Now I may have been on one of my regular rouge juice consumption missions that evening, I'd probably been perusing my holiday snaps with a desperate desire to return to the Caribbean, relishing the thought of lounging on those gorgeous white sands, frolicking in the crystal clear warm sea, sipping too many rum based cocktails... I'd have done anything to go back and that was made more evident by my unexpected (to me & her) riposte. ''Ok, yeh, let's do it!''. Now, anyone who has known me for a long time (pre-2008) will tell you that I was one of those small minded individuals (some might say I still am...) that never wanted to settle down, never buy a house, never have a pet and certainly not get married! But, here I was, in summer 2011, sitting in the house I own, with a pet hamster, agreeing to tie the knot! What was I doing! Something was insidiously wrong, surely!

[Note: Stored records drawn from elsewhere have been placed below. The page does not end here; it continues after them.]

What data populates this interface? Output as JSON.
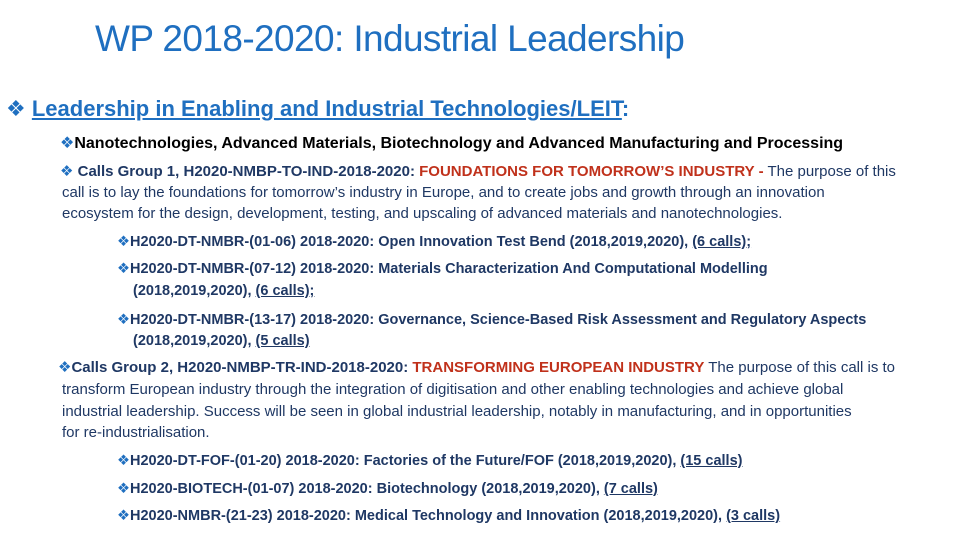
{
  "title": "WP 2018-2020: Industrial Leadership",
  "bullet_glyph": "❖",
  "leit_heading": "Leadership in Enabling and Industrial Technologies/LEIT",
  "leit_colon": ":",
  "nano_heading": "Nanotechnologies, Advanced Materials, Biotechnology and Advanced Manufacturing and Processing",
  "group1": {
    "label": "Calls Group 1, H2020-NMBP-TO-IND-2018-2020: ",
    "name": "FOUNDATIONS FOR TOMORROW’S INDUSTRY -",
    "desc_line1": " The purpose of this",
    "desc_line2": "call is to lay the foundations for tomorrow’s industry in Europe, and to create jobs and growth through an innovation",
    "desc_line3": "ecosystem for the design, development, testing, and upscaling of advanced materials and nanotechnologies.",
    "items": [
      {
        "text": "H2020-DT-NMBR-(01-06) 2018-2020: Open Innovation Test Bend (2018,2019,2020), ",
        "calls": "(6 calls);",
        "cont": ""
      },
      {
        "text": "H2020-DT-NMBR-(07-12) 2018-2020: Materials Characterization And Computational Modelling",
        "cont": "(2018,2019,2020), ",
        "calls": "(6 calls);"
      },
      {
        "text": "H2020-DT-NMBR-(13-17) 2018-2020: Governance, Science-Based Risk Assessment and Regulatory Aspects",
        "cont": "(2018,2019,2020), ",
        "calls": "(5 calls)"
      }
    ]
  },
  "group2": {
    "label": "Calls Group 2, H2020-NMBP-TR-IND-2018-2020: ",
    "name": "TRANSFORMING EUROPEAN INDUSTRY",
    "desc_line1": " The purpose of this call is to",
    "desc_line2": "transform European industry through the integration of digitisation and other enabling technologies and achieve global",
    "desc_line3": "industrial leadership. Success will be seen in global industrial leadership, notably in manufacturing, and in opportunities",
    "desc_line4": "for re-industrialisation.",
    "items": [
      {
        "text": "H2020-DT-FOF-(01-20) 2018-2020: Factories of the Future/FOF (2018,2019,2020), ",
        "calls": "(15 calls)"
      },
      {
        "text": "H2020-BIOTECH-(01-07) 2018-2020: Biotechnology (2018,2019,2020), ",
        "calls": "(7 calls)"
      },
      {
        "text": "H2020-NMBR-(21-23) 2018-2020: Medical Technology and Innovation (2018,2019,2020), ",
        "calls": "(3 calls)"
      }
    ]
  }
}
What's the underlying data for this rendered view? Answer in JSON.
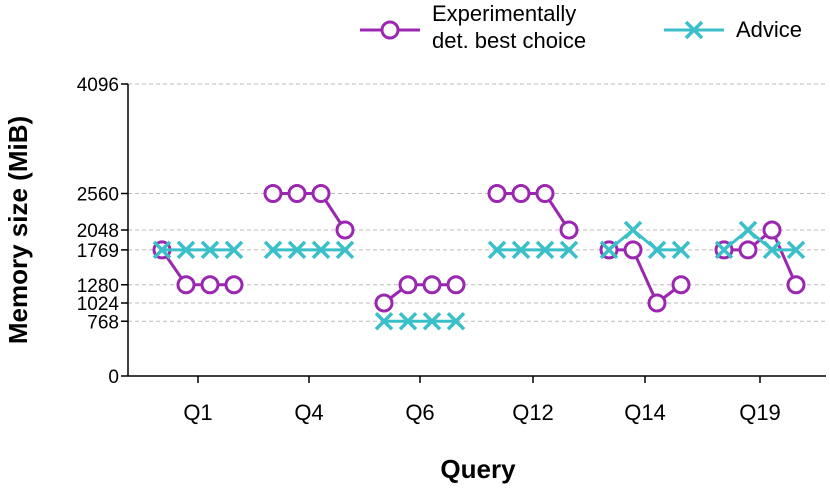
{
  "chart_data": {
    "type": "line",
    "title": "",
    "xlabel": "Query",
    "ylabel": "Memory size (MiB)",
    "ylim": [
      0,
      4096
    ],
    "yticks": [
      0,
      768,
      1024,
      1280,
      1769,
      2048,
      2560,
      4096
    ],
    "grid": "dashed horizontal at y ticks",
    "legend_position": "top-right",
    "categories": [
      "Q1",
      "Q4",
      "Q6",
      "Q12",
      "Q14",
      "Q19"
    ],
    "points_per_category": 4,
    "series": [
      {
        "name": "Experimentally det. best choice",
        "name_lines": [
          "Experimentally",
          "det. best choice"
        ],
        "marker": "circle",
        "color": "#9b27b0",
        "values": [
          [
            1769,
            1280,
            1280,
            1280
          ],
          [
            2560,
            2560,
            2560,
            2048
          ],
          [
            1024,
            1280,
            1280,
            1280
          ],
          [
            2560,
            2560,
            2560,
            2048
          ],
          [
            1769,
            1769,
            1024,
            1280
          ],
          [
            1769,
            1769,
            2048,
            1280
          ]
        ]
      },
      {
        "name": "Advice",
        "name_lines": [
          "Advice"
        ],
        "marker": "x",
        "color": "#3bbfc9",
        "values": [
          [
            1769,
            1769,
            1769,
            1769
          ],
          [
            1769,
            1769,
            1769,
            1769
          ],
          [
            768,
            768,
            768,
            768
          ],
          [
            1769,
            1769,
            1769,
            1769
          ],
          [
            1769,
            2048,
            1769,
            1769
          ],
          [
            1769,
            2048,
            1769,
            1769
          ]
        ]
      }
    ]
  }
}
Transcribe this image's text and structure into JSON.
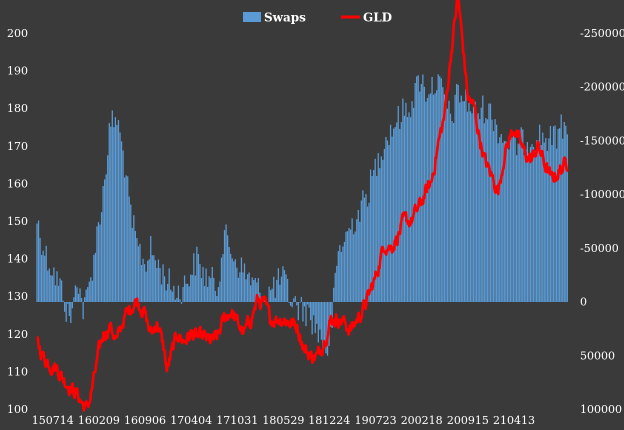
{
  "chart_data": {
    "type": "bar+line",
    "title": "",
    "legend": {
      "placement": "top",
      "entries": [
        {
          "name": "Swaps",
          "kind": "bar",
          "color": "#5b9bd5"
        },
        {
          "name": "GLD",
          "kind": "line",
          "color": "#ff0000"
        }
      ]
    },
    "left_axis": {
      "series": "GLD",
      "range": [
        100,
        200
      ],
      "ticks": [
        100,
        110,
        120,
        130,
        140,
        150,
        160,
        170,
        180,
        190,
        200
      ]
    },
    "right_axis": {
      "series": "Swaps",
      "inverted": true,
      "range": [
        100000,
        -250000
      ],
      "ticks": [
        100000,
        50000,
        0,
        -50000,
        -100000,
        -150000,
        -200000,
        -250000
      ],
      "tick_labels": [
        "100000",
        "50000",
        "0",
        "-50000",
        "-100000",
        "-150000",
        "-200000",
        "-250000"
      ]
    },
    "x_axis": {
      "range": [
        "150503",
        "211215"
      ],
      "tick_labels": [
        "150714",
        "160209",
        "160906",
        "170404",
        "171031",
        "180529",
        "181224",
        "190723",
        "200218",
        "200915",
        "210413"
      ]
    },
    "grid": false,
    "swaps_keypoints": {
      "dates": [
        "150503",
        "150520",
        "150615",
        "150714",
        "150801",
        "150901",
        "150915",
        "151001",
        "151015",
        "151101",
        "151115",
        "151201",
        "160101",
        "160209",
        "160301",
        "160401",
        "160501",
        "160601",
        "160701",
        "160801",
        "160906",
        "161001",
        "161101",
        "161201",
        "170101",
        "170201",
        "170301",
        "170404",
        "170501",
        "170601",
        "170701",
        "170801",
        "170901",
        "171031",
        "171201",
        "180101",
        "180201",
        "180301",
        "180401",
        "180529",
        "180701",
        "180801",
        "180915",
        "181015",
        "181101",
        "181201",
        "181224",
        "190201",
        "190401",
        "190520",
        "190615",
        "190723",
        "190901",
        "191101",
        "200101",
        "200218",
        "200301",
        "200401",
        "200501",
        "200601",
        "200701",
        "200801",
        "200915",
        "201015",
        "201201",
        "210101",
        "210201",
        "210301",
        "210413",
        "210601",
        "210801",
        "211001",
        "211215"
      ],
      "values": [
        -77000,
        -60000,
        -42000,
        -30000,
        -20000,
        -8000,
        12000,
        15000,
        8000,
        -25000,
        -10000,
        10000,
        -20000,
        -75000,
        -105000,
        -165000,
        -170000,
        -135000,
        -82000,
        -52000,
        -35000,
        -48000,
        -35000,
        -25000,
        -15000,
        -8000,
        -14000,
        -28000,
        -40000,
        -25000,
        -20000,
        -14000,
        -62000,
        -35000,
        -28000,
        -20000,
        -12000,
        -5000,
        -10000,
        -22000,
        -2000,
        5000,
        10000,
        20000,
        28000,
        40000,
        48000,
        -45000,
        -70000,
        -88000,
        -100000,
        -125000,
        -150000,
        -170000,
        -185000,
        -212000,
        -195000,
        -200000,
        -205000,
        -188000,
        -168000,
        -195000,
        -185000,
        -175000,
        -180000,
        -175000,
        -160000,
        -150000,
        -145000,
        -150000,
        -155000,
        -150000,
        -170000
      ],
      "noise_amplitude": 14000
    },
    "gld_keypoints": {
      "dates": [
        "150503",
        "150601",
        "150701",
        "150801",
        "150901",
        "151001",
        "151101",
        "151201",
        "151215",
        "160101",
        "160209",
        "160301",
        "160401",
        "160501",
        "160601",
        "160701",
        "160801",
        "160901",
        "161001",
        "161101",
        "161201",
        "161215",
        "170101",
        "170201",
        "170301",
        "170404",
        "170501",
        "170601",
        "170701",
        "170801",
        "170901",
        "171001",
        "171031",
        "171201",
        "180101",
        "180201",
        "180301",
        "180401",
        "180529",
        "180701",
        "180801",
        "180901",
        "181001",
        "181101",
        "181224",
        "190101",
        "190201",
        "190301",
        "190401",
        "190601",
        "190723",
        "190901",
        "191001",
        "191101",
        "191201",
        "200101",
        "200218",
        "200301",
        "200401",
        "200501",
        "200601",
        "200701",
        "200801",
        "200915",
        "201015",
        "201101",
        "201201",
        "210101",
        "210201",
        "210301",
        "210413",
        "210501",
        "210601",
        "210701",
        "210801",
        "210901",
        "211001",
        "211101",
        "211215"
      ],
      "values": [
        118,
        114,
        112,
        111,
        108,
        106,
        104,
        101,
        100,
        103,
        115,
        120,
        122,
        118,
        124,
        127,
        129,
        126,
        120,
        123,
        116,
        110,
        114,
        120,
        118,
        120,
        119,
        119,
        118,
        119,
        124,
        126,
        123,
        120,
        124,
        129,
        128,
        124,
        124,
        123,
        122,
        116,
        114,
        114,
        122,
        124,
        124,
        123,
        121,
        127,
        135,
        144,
        143,
        146,
        150,
        150,
        155,
        157,
        160,
        170,
        178,
        195,
        210,
        183,
        180,
        174,
        166,
        162,
        158,
        168,
        175,
        172,
        168,
        166,
        170,
        165,
        161,
        163,
        166
      ],
      "noise_amplitude": 1.6
    }
  }
}
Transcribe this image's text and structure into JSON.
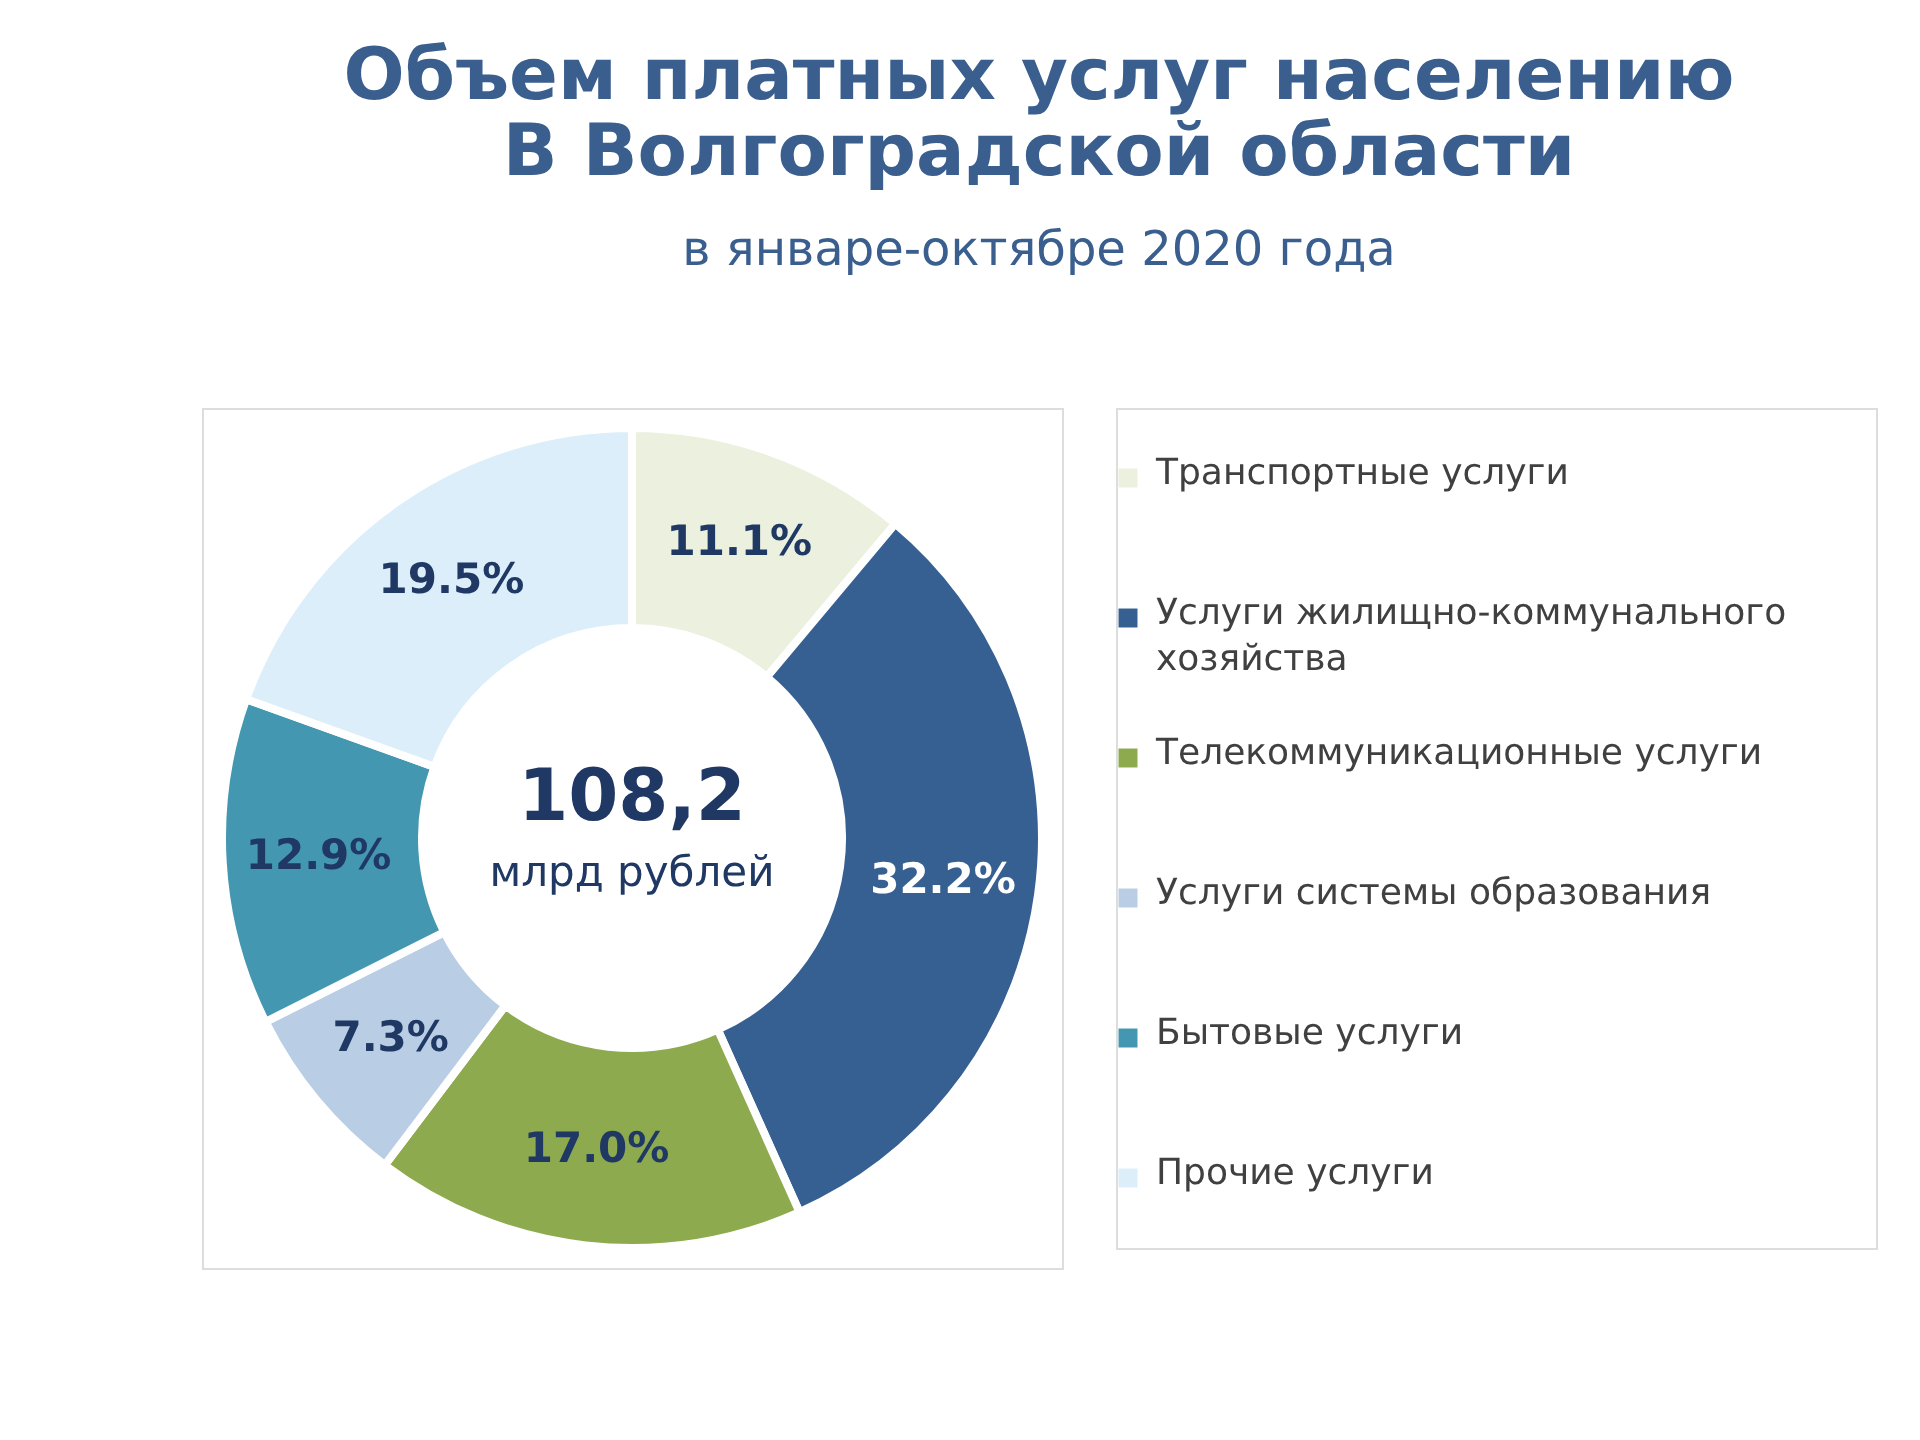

However with the second bottle of rouge juice inevitably opened and the 'wife to be' instantly nabbing my laptop to start showing me wedding ideas, I recall kicking back, feet on the coffee table, hands behind my head and with a inner smile, I closed my eyes and let my brain seduce me into that Caribbean paradise that I now knew I was definitely gonna see again.
April 25th 2012. We're were at Manchester airport, about to board the plane to Cuba. Destination - Holguin airport on the NE bit of the island. I have a massive fear of flying. Not flying like Superman, cos that'd be mint, but sitting on a metal tube with wings whilst it spanks it across the vast Atlantic ocean at about 600mph at a height of over seven miles. But even this wasn't going to stop me, I'd mentally prepared myself for the journey by combining the thoughts of the paradise I was heading to with a few healthy glugs of scotch and a generic calming remedy that can be obtained from all good chemists. At this point, I can honestly say that the forthcoming wedding couldn't have been further from my thoughts. The weather in Manchester was grim. heavy rain and wind, a far cry from the melting sun and glorious blue skies that would be waiting for me at the conclusion of my nine hour journey. It was 9.40am. Most folk in the UK were already hard at work. By the time that some of them finish their day to day routines, I would be there...

San Salvador - 40 minutes to destination.
We arrived at Holguin at 7.40pm (UK time). In Cuba it was only 2.40pm and we had the rest of the day in front of us. The weather wasn't exactly mega but it was hot and the sun was trying to shine thru the huge dark clouds which hung in the sky like those horrible Dementors off of Harry Potter. Collecting our gear, we boarded the coach for the hour long drive to our resort.
En-route, I began to once again become acquainted with the familiar birds of the island. I counted 32 Turkey Vultures before it struck home that my final tally could be in the thousands, so I stopped looking at them. They are absolutely everywhere. It is solid fact that whenever you glance at the sky in Cuba, you WILL see a Turkey Vulture (except at night of course).

Turkey Vulture - number 14,562
A few Northern Mockingbirds and Red-legged Thrushes were noted, a single Cuban Blackbird and 22 Cattle Egrets.
At 4.55pm we arrived at our destination - Playa Pesquero. I was here. I felt at home. Cuba 2012. It had begun.